“I saw the need to be able to demonstrate what I can do with my skills and I thought Workspace gave that opportunity... [so] I started playing around with it.”
- Salman, behavioural science practitioner
If you edit or create a new R workspace, it will open the workspace files in RStudio, the most popular tool for doing data science or statistical analyses. If you edit or create a new Python workspace, you'll be able to edit and execute the source files in JupyterLab.
Only you can see all the workspaces that you own and their contents. In other words, your work is completely private unless you decide to publish your workspace. It is currently not possible to share your workspace with other people to collaborate, but you are able to share workspace publications with others (see Publications section for more).
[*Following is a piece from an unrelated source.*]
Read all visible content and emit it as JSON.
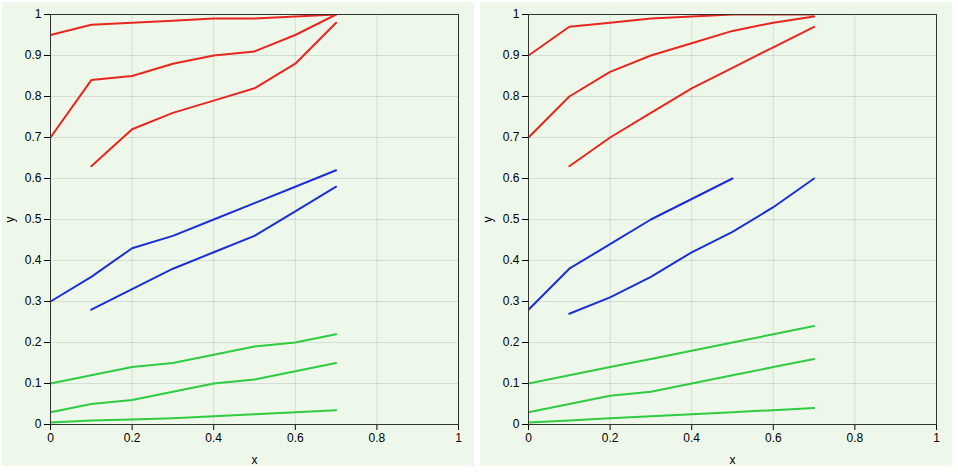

If the total size of all the files in your workspace exceeds 5GB, you will no longer be able to access your workspace. If you unintentionally ended up in this situation and want to continue, let us know and we'll help you out.
All your work is automatically saved in the cloud. This means your workspace experience can be free of worries; all you need to do is code. If you close and re-enter the workspace at a later point in time, all your changes will still be in place.
One of the first steps when starting a new workspace is typically getting data into your session for further analysis. This data can come from various places and in various forms, like text files, SQL databases, files on an AWS S3 bucket, etc. This section explains how to import data from a CSV file, short for comma-separated values.
After getting the dataset (e.g. from a public dataset on the internet), you need to upload the dataset to your workspace. In JupyterLab, you can use the ⬆ icon in the the sidebar. In RStudio, use the
Upload button in the toolbar of your file explorer.
To import a CSV file into your Python session, you can use the
read_csv() function in
pandas. Check out our Workspace templates for examples to see how it's done.
To import a CSV file into your R session, you can use base R's
read.csv() function or the
readr::read_csv() function from the tidyverse. Again, you can check out our Workspace templates for examples to see how it's done.